In addition to utilising manual curation for the F. circinatum annotation, we followed the novel strategy of engaging students as annotators in the process. This approach was adopted because the skills required for curating a simple eukaryotic genome require little more than a basic degree in the biological sciences with some molecular biology focus. By following this approach we were able to achieve our second aim of promoting human capacity in the field of genome annotation in South Africa. A team of 20 graduate student volunteers was identified for this study. The students were then exposed to a 2-day training course in which the theoretical background involved in gene and genome structure was reinforced and the basic concepts and requirements of the annotation process were learned.

All the annotators were supplied with a number of contigs to curate and a support programme was implemented to assist those annotators that encountered problems. In most cases the learning curve for members of the annotation team was considerable, but tackling the annotation process in this way clearly highlightedthe value of genome sequences to a biological sciences programme. The project made it possible to not only foster an appreciation of the methodologies and approaches associated with genome sequencing projects, but also provided a large number of graduate students with the opportunity to become experienced in the process of genome sequence annotation.

During the curation, each predicted ORF was compared with the predicted genes from the genomes of F. verticillioides, F. oxysporum and F. graminearum. What was immediately obvious was that about 70% of the F. circinatum ORFs were most similar to those of F. verticillioides, which is consistent with the fact that these two fungi are more closely related to one another than to the other two species (Figure 2). In many cases, when a F. circinatum ORF was not most similar to one in F. verticillioides, the dissimilarity was found to be as a result of differences in intron prediction between the two genomes. Although the ORFs in F. verticillioides have been annotated using FGENESH36 that also utilises a hidden Markov model-based algorithm to find genes, the genome of this fungus has not been subject to much manual annotation. Also, the numbers of predicted ORFs in F. circinatum and F. verticillioides differed considerably. Compared to F. circinatum, which has about 15 000 ORFs, F. verticillioides contains only about 13 500 ORFs. Of the ORFs apparently missing in F. verticillioides, a significant proportion had, in fact, not been annotated, despite the availability of EST evidence in many cases. This absence suggests that the annotation of F. verticillioides as presented on the Broad Institute website25 requires additional analyses which would probably increase the number of predicted ORFs in this genome by as much as 5%.

Inspection of the annotated output for the F. circinatum assembly revealed further discrepancies amongst the results of the different predictions programs employed by MAKER. For example, Genemark predicted 15 713 ORFs, whilst Augustus predicted 14 210 ORFs. By manually curating the annotation, it was thus possible to evaluate the various ORF prediction outputs of the pipeline in terms of intron–exon boundaries and EST evidence for F. circinatum and the other Fusarium species. After the manual curation, the F. circinatum assembly contained 15 049 predicted ORFs, with an accuracy of at least 90% for the combined gene prediction of these two programs.

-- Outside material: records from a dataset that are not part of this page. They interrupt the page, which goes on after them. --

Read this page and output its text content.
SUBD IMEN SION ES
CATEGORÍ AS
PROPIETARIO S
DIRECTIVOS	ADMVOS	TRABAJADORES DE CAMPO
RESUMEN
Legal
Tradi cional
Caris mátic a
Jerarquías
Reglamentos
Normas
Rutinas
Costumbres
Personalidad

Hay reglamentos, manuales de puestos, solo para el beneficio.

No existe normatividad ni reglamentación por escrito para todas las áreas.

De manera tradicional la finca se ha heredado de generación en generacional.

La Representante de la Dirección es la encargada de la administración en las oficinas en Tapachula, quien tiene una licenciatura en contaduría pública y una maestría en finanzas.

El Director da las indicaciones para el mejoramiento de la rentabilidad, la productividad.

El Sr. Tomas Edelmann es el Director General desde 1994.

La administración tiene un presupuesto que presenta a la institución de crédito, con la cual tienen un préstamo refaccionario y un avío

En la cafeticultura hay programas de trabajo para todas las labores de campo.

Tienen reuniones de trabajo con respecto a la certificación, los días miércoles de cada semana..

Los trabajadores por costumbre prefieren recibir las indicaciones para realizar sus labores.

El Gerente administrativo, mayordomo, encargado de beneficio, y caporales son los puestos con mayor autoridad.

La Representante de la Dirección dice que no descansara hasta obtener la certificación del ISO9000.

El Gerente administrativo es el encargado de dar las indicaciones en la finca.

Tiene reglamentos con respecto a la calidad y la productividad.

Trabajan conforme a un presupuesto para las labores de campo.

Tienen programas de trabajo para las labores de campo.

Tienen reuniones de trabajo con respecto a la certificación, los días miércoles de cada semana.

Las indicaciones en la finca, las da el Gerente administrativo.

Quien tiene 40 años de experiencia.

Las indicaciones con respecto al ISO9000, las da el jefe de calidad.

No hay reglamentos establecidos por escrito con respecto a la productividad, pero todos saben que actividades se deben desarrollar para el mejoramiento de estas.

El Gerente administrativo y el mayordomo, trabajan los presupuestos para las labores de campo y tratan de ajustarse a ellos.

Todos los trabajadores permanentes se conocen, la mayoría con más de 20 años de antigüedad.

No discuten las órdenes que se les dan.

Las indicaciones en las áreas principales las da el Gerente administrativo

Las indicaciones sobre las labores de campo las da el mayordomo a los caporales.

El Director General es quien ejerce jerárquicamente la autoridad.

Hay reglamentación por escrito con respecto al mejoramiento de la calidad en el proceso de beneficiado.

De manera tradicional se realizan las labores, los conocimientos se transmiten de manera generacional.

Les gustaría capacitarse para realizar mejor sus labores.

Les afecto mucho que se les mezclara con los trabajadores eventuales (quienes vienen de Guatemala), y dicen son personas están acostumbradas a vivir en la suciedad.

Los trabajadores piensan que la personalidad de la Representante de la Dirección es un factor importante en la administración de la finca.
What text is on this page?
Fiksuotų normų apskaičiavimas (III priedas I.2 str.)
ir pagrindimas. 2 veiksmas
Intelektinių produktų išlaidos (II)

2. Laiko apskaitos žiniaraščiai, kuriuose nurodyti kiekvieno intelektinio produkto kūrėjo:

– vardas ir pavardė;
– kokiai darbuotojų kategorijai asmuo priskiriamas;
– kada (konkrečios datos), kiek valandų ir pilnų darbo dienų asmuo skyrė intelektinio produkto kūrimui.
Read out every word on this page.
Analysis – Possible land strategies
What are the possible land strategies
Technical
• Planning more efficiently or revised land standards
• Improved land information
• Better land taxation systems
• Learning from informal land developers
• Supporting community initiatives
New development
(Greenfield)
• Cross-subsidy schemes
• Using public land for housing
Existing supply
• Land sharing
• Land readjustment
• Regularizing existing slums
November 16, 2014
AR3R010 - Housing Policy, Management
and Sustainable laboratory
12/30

From the curation it was also observed that most often the contigs terminated in intergenic regions. Although this could be ascribed to the reduced ability of the gene prediction programs to find ORFs in the absence of 3’ or 5’ gene signatures, the CGEMA output indicated that more than 95% of the core eukaryotic genes were present in the F. circinatum. A more likely explanation is that the assembly program Newbler was not able to assemble across DNA repeat regions, which are most often found in the intergenic regions.

TABLE 2: Genome statistics for four species of Fusarium.

Analysis of unique gene clusters
Reciprocal BLAST analyses were used to compare the predicted ORFs in the F. circinatum genome to those of the other Fusarium species. Within the resulting set of 2599 ORFs unique to F. circinatum (i.e. present in F. circinatum and absent from one or more of the other three Fusarium genomes) we identified 1031 ORFs that occurred next to each other in clusters of 4 or more. The BLAST function of the cDNA Annotation System (dCAS) v1.4.3 was then used to compare our ’unique‘ setof 1031 ORFs to the Pfam database (http://pfam.sanger.ac.uk/). dCAS uses the BLAST executable and BLAST databases (of which Pfam is one) to find regions of local similarity between sequences in these databases and the user’s target sequence. Within the list of protein families identified amongst our ’unique‘ ORFs (Online Supplementary Tables 1 and 2), those with possible carbohydrate-active enzyme (CAZy) properties were identified using the CAZy database (http://www.cazy.org). The KEGG BRITE database (http://www.genome.jp/kegg/brite.html) classifications were used to group these families into classes, although a significant proportion of the ORFs could not be placed into any class using the KEGG database (Online Supplementary Table 2).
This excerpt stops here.